Accompagner les activités

La formation des opérateurs de découverte en mer

L'activité commerciale de whale-watching génère une certaine économie mais peut aussi affecter fortement les mammifères marins si elle est mal pratiquée. Cette activité est encadrée.

L’arrêté délivré par le Préfet maritime et réglementant l’approche des cétacés dans toutes les eaux françaises des Antilles prévoit la possibilité d’accorder des autorisations spécifiques dans le cadre de manifestations nautiques pour les professionnels souhaitant exercer cette activité. Ces autorisations sont délivrées aux navires par la Direction de la mer et sur dossier. Pour limiter la pression sur les animaux, l’arrêté prévoit que les demandeurs se conforment aux recommandations d’approche formulées par le Sanctuaire Agoa.
Initiée en 2016, cette formation a pu être dispensée à 50 professionnels de l'activités commerciale d'observation des cétacés en Martinique, en Guadeloupe et à saint-Martin.

De nouvelles formations sont en cours de construction et les professionnels déjà formés bénéficieront d'un recyclage de leur formation initiale. Ces nouvelles formations, plus exigeantes, visent à améliorer les pratiques de whale watching et donc à limiter le dérangement des cétacés.

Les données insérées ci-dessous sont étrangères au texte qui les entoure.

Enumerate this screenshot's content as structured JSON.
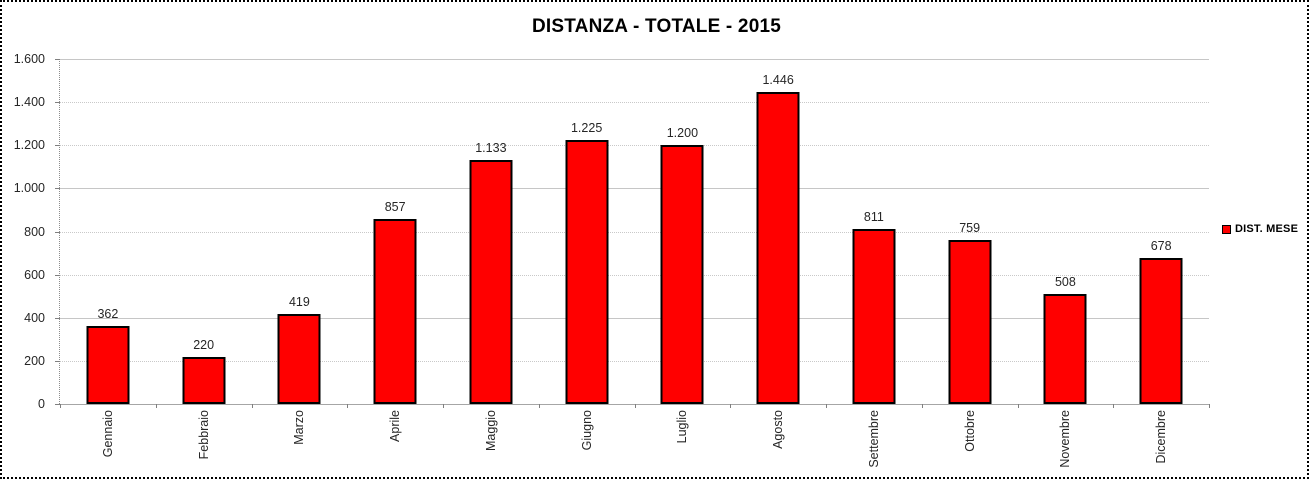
{
  "title": "DISTANZA - TOTALE - 2015",
  "legend": {
    "label": "DIST. MESE",
    "swatch_color": "#ff0000"
  },
  "chart_data": {
    "type": "bar",
    "title": "DISTANZA - TOTALE - 2015",
    "categories": [
      "Gennaio",
      "Febbraio",
      "Marzo",
      "Aprile",
      "Maggio",
      "Giugno",
      "Luglio",
      "Agosto",
      "Settembre",
      "Ottobre",
      "Novembre",
      "Dicembre"
    ],
    "series": [
      {
        "name": "DIST. MESE",
        "values": [
          362,
          220,
          419,
          857,
          1133,
          1225,
          1200,
          1446,
          811,
          759,
          508,
          678
        ],
        "value_labels": [
          "362",
          "220",
          "419",
          "857",
          "1.133",
          "1.225",
          "1.200",
          "1.446",
          "811",
          "759",
          "508",
          "678"
        ],
        "color": "#ff0000"
      }
    ],
    "xlabel": "",
    "ylabel": "",
    "ylim": [
      0,
      1600
    ],
    "y_tick_step": 200,
    "y_tick_labels": [
      "0",
      "200",
      "400",
      "600",
      "800",
      "1.000",
      "1.200",
      "1.400",
      "1.600"
    ],
    "grid": true,
    "legend_position": "right"
  }
}
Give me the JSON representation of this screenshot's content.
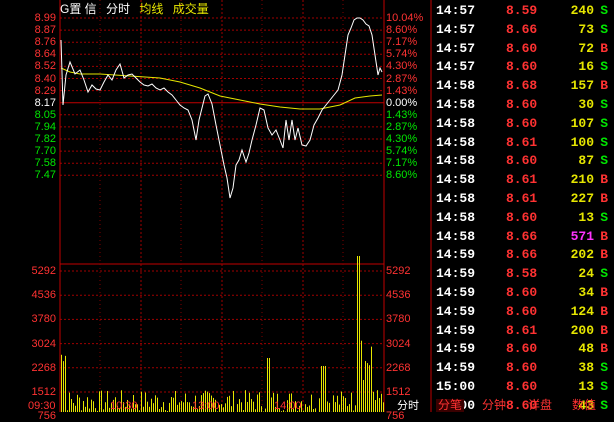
{
  "header": {
    "stock_name": "G置  信",
    "chart_mode": "分时",
    "avg_label": "均线",
    "volume_label": "成交量"
  },
  "price_axis": {
    "left": [
      "8.99",
      "8.87",
      "8.76",
      "8.64",
      "8.52",
      "8.40",
      "8.29",
      "8.17",
      "8.05",
      "7.94",
      "7.82",
      "7.70",
      "7.58",
      "7.47"
    ],
    "right": [
      "10.04%",
      "8.60%",
      "7.17%",
      "5.74%",
      "4.30%",
      "2.87%",
      "1.43%",
      "0.00%",
      "1.43%",
      "2.87%",
      "4.30%",
      "5.74%",
      "7.17%",
      "8.60%"
    ]
  },
  "volume_axis": [
    "5292",
    "4536",
    "3780",
    "3024",
    "2268",
    "1512",
    "756"
  ],
  "time_axis": [
    "09:30",
    "10:30",
    "13:00",
    "14:00"
  ],
  "bottom_label": "分时",
  "trades": [
    {
      "time": "14:57",
      "price": "8.59",
      "vol": "240",
      "side": "S"
    },
    {
      "time": "14:57",
      "price": "8.66",
      "vol": "73",
      "side": "S"
    },
    {
      "time": "14:57",
      "price": "8.60",
      "vol": "72",
      "side": "B"
    },
    {
      "time": "14:57",
      "price": "8.60",
      "vol": "16",
      "side": "S"
    },
    {
      "time": "14:58",
      "price": "8.68",
      "vol": "157",
      "side": "B"
    },
    {
      "time": "14:58",
      "price": "8.60",
      "vol": "30",
      "side": "S"
    },
    {
      "time": "14:58",
      "price": "8.60",
      "vol": "107",
      "side": "S"
    },
    {
      "time": "14:58",
      "price": "8.61",
      "vol": "100",
      "side": "S"
    },
    {
      "time": "14:58",
      "price": "8.60",
      "vol": "87",
      "side": "S"
    },
    {
      "time": "14:58",
      "price": "8.61",
      "vol": "210",
      "side": "B"
    },
    {
      "time": "14:58",
      "price": "8.61",
      "vol": "227",
      "side": "B"
    },
    {
      "time": "14:58",
      "price": "8.60",
      "vol": "13",
      "side": "S"
    },
    {
      "time": "14:58",
      "price": "8.66",
      "vol": "571",
      "side": "B"
    },
    {
      "time": "14:59",
      "price": "8.66",
      "vol": "202",
      "side": "B"
    },
    {
      "time": "14:59",
      "price": "8.58",
      "vol": "24",
      "side": "S"
    },
    {
      "time": "14:59",
      "price": "8.60",
      "vol": "34",
      "side": "B"
    },
    {
      "time": "14:59",
      "price": "8.60",
      "vol": "124",
      "side": "B"
    },
    {
      "time": "14:59",
      "price": "8.61",
      "vol": "200",
      "side": "B"
    },
    {
      "time": "14:59",
      "price": "8.60",
      "vol": "48",
      "side": "B"
    },
    {
      "time": "14:59",
      "price": "8.60",
      "vol": "38",
      "side": "S"
    },
    {
      "time": "15:00",
      "price": "8.60",
      "vol": "13",
      "side": "S"
    },
    {
      "time": "15:00",
      "price": "8.60",
      "vol": "43",
      "side": "S"
    }
  ],
  "tabs": [
    "分笔",
    "分钟",
    "详盘",
    "数值"
  ],
  "colors": {
    "up": "#ff3232",
    "down": "#00e600",
    "neutral": "#ffffff",
    "avg": "#e6e600",
    "grid": "#a00000",
    "big_volume": "#ff33ff"
  }
}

Ainsi, pour guider les activités commerciales d’observation des mammifères marins sur l’eau et aider les professionnels à limiter leur impact sur les cétacés fréquentant les Antilles, une formation a été mise en place par l’équipe du Sanctuaire. Elle a été construite en collaboration avec le bureau d’étude Aquasearch et l’association Souffleurs d’écume (désormais Miraceti) et aborde de nombreux sujets tels que les espèces, leurs habitats, les pressions qui pèsent sur les mammifères marins, ou encore la réglementation en vigueur. Les professionnels sont ensuite évalués sur la partie théorique de la formation et un accompagnement en mer est dispensé pour montrer les bonnes pratiques.
A l’issue de la formation, les professionnels s’engagent à respecter les mammifères marins et à adopter les bons comportements en signant la charte du Sanctuaire Agoa. Une attestation de formation leur est alors délivrée.

Aujourd'hui cette activité florissante se développe rapidement, notamment en Martinique où on compte une cinquantaine d'opérateurs commerciaux. Au delà de l'obligation de se conformer aux recommandations du Sanctuaire Agoa en ce qui concerne l'approche respectueuse des animaux, les services de l'Etat en charge de la délivrance des autorisations de manifestations nautiques dans les Antilles françaises et les services de l'Office français de la biodiversité (dont l'équipe du Sanctuaire Agoa) travaillent ensemble afin de réduire les pressions générées sur les mammifères marins par cette économie spécifique.

Les avis consultatifs

En tant qu’experte et gestionnaire d’une aire marine protégée, l’équipe du Sanctuaire est sollicitée régulièrement afin de donner son avis sur des projets pouvant affecter les mammifères marins.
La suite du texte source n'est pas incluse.